In this model, identity is always temporary and contextual: who is acting, why they are acting, and for how long. By removing the concept of a long-lived user, you eliminate the primary vector for credential leakage. If there are no permanent keys to leak, the blast radius of a compromised developer machine or a CI pipeline is significantly reduced.

Why this stayed single-account#

AWS best practice often suggests a multi-account strategy (using AWS Organizations) to isolate environments. While this is excellent advice for teams, I made a deliberate choice to keep this project in a single account.

For a personal blog, the overhead of managing multiple accounts, cross-account roles, and consolidated billing is rarely justified. Instead, I focus on blast-radius control through IAM boundaries and resource-level policies. By using Terraform to manage these roles, I can ensure that my GitHub Actions role can only touch the specific S3 bucket and CloudFront distribution it needs, providing strong isolation within the same account.

The resulting setup#

The high-level architecture for this blog's authentication is now quite simple:

  • One AWS Account: All resources live in a single, well-defined environment.
  • IAM Identity Centre enabled: Provides my login portal and CLI access.
  • One SSO User: My personal identity, mapped to an AccountAdmin permission set.
  • OIDC role for GitHub Actions: A dedicated role that trusts GitHub and has permissions to deploy the site.
  • Terraform managed: All roles, policies, and trust relationships are defined in code.

The old IAM user I started with has been removed. There are no long-lived access keys in my possession or in my CI secrets.

An unexpected side effect: cleaning house#

Going through this exercise had an unexpected benefit: it forced me to take a look at what was actually in my AWS account.

As I removed my old IAM user and followed the trust paths more carefully, I found resources and roles created by experiments I'd long forgotten about: early Amplify projects, abandoned test deployments, some Dynamo single-table-design experiments, and permissions that no longer had a clear owner.

None of this was malicious or particularly dangerous, but it was a useful reminder that security drift isn't always about breaches. Sometimes it's just about accumulation.
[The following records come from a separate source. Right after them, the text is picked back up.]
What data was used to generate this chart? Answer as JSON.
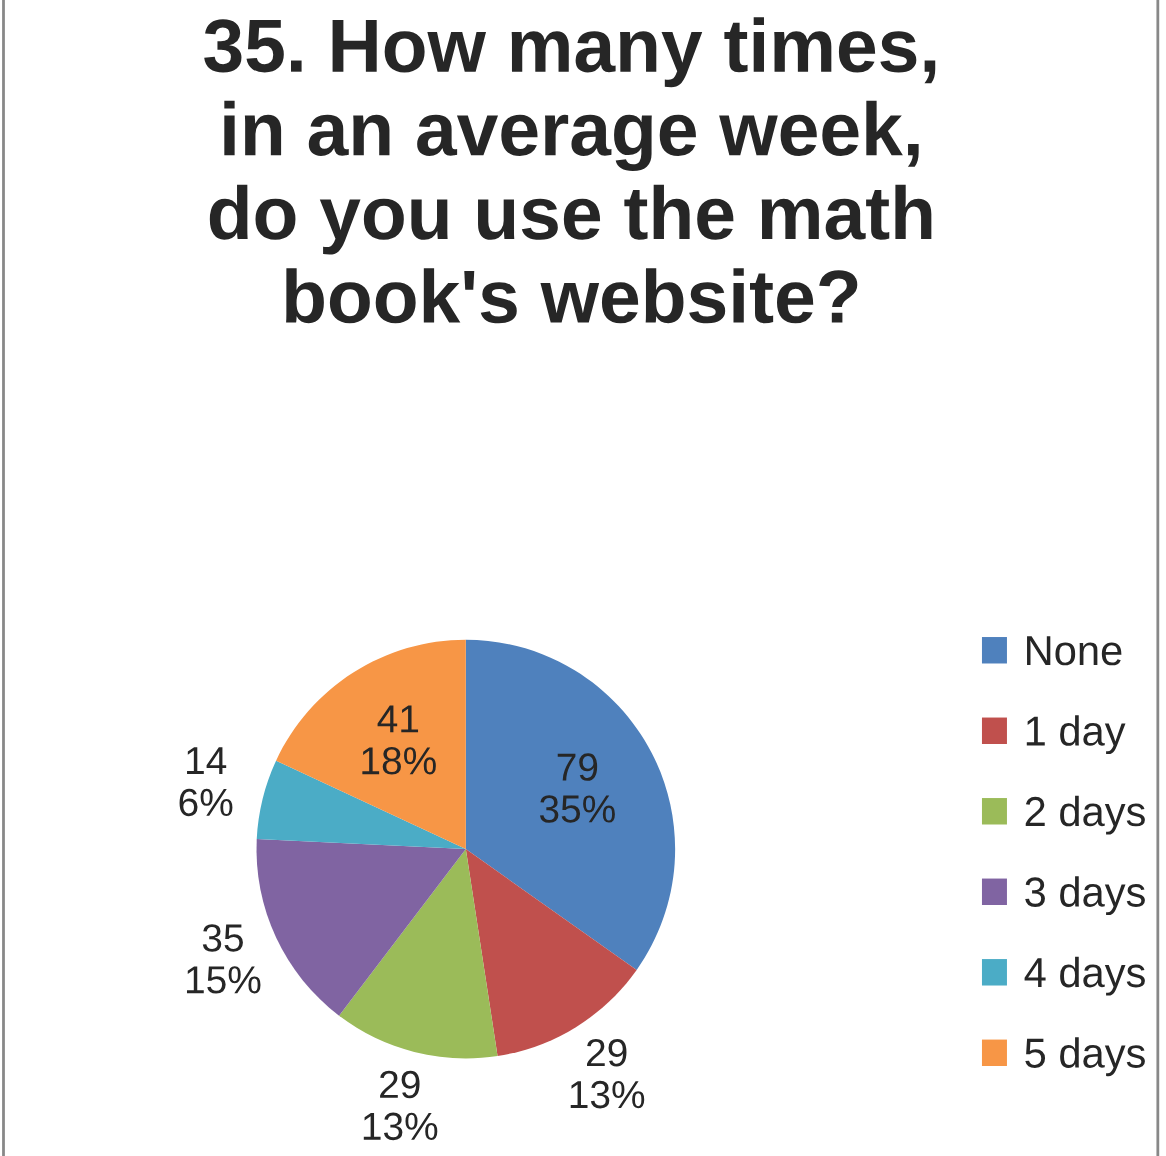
{
  "chart_data": {
    "type": "pie",
    "title": "35. How many times,\nin an average week,\ndo you use the math\nbook's website?",
    "categories": [
      "None",
      "1 day",
      "2 days",
      "3 days",
      "4 days",
      "5 days"
    ],
    "values": [
      79,
      29,
      29,
      35,
      14,
      41
    ],
    "value_labels": [
      "79\n35%",
      "29\n13%",
      "29\n13%",
      "35\n15%",
      "14\n6%",
      "41\n18%"
    ],
    "colors": [
      "#4f81bd",
      "#c0504d",
      "#9bbb59",
      "#8064a2",
      "#4bacc6",
      "#f79646"
    ],
    "legend": "right"
  }
}
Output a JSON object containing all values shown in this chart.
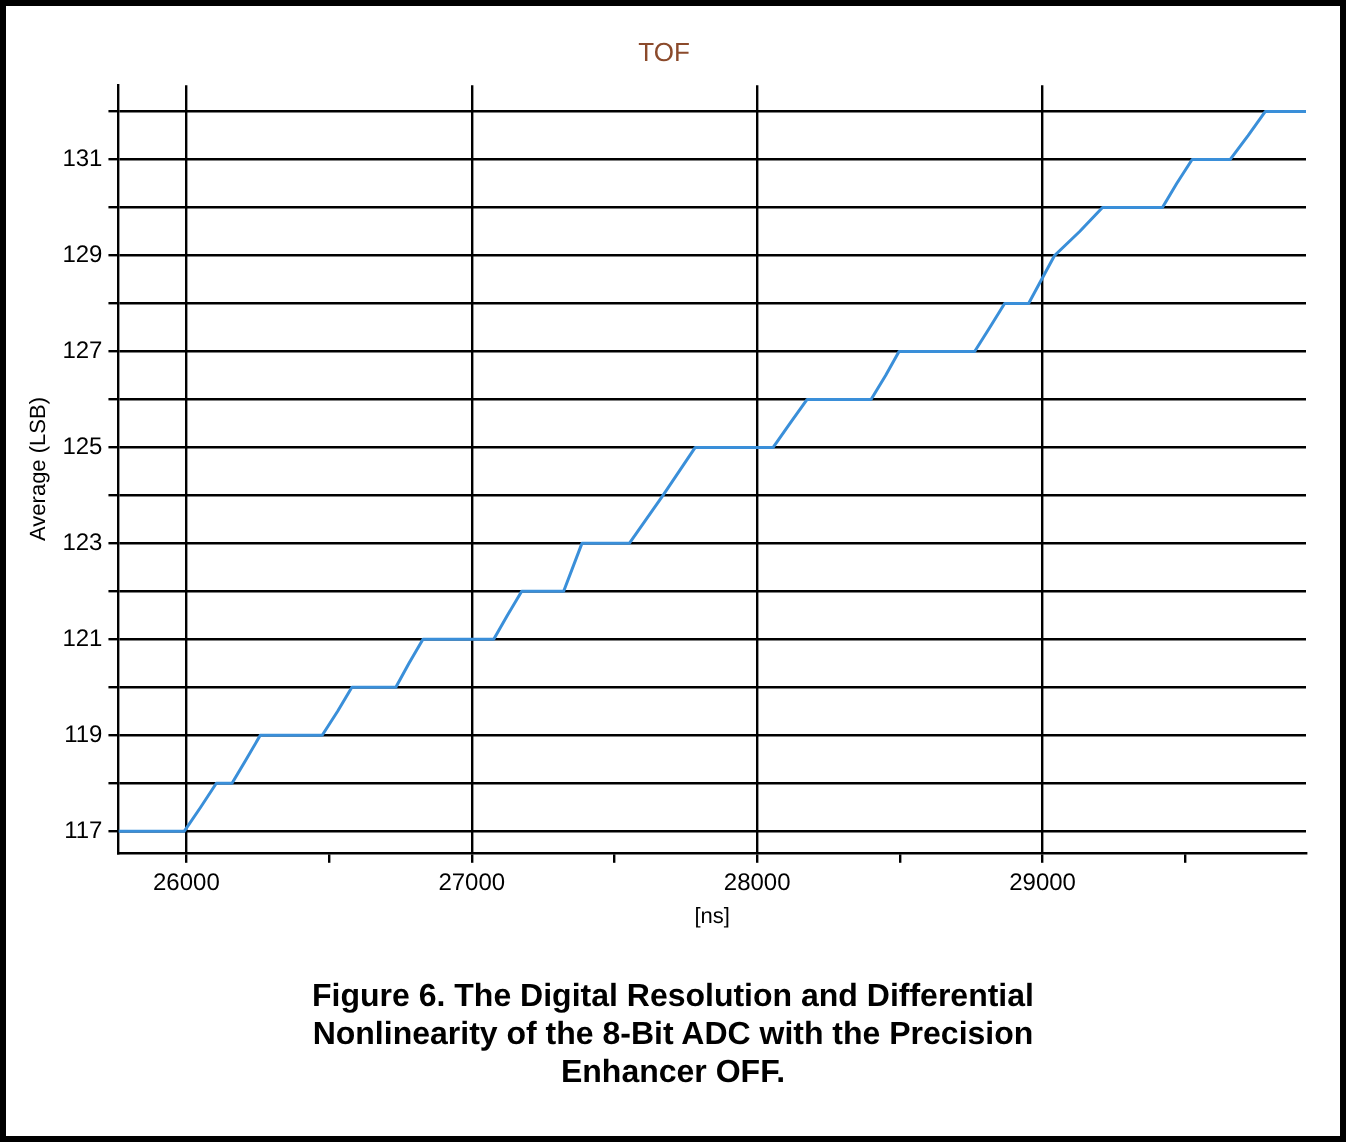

Having a clearer authentication model made it much easier to see what no longer belonged and clean it up with confidence.

Key takeaway#

Security in a small system does not come from following every enterprise-scale recommendation. It comes from clear responsibilities and the elimination of permanent secrets.

By separating human access from automation, the "correct" tool for each task becomes obvious. You get a better experience as a developer and a stronger security model for your production environment, without the weight of unnecessary complexity.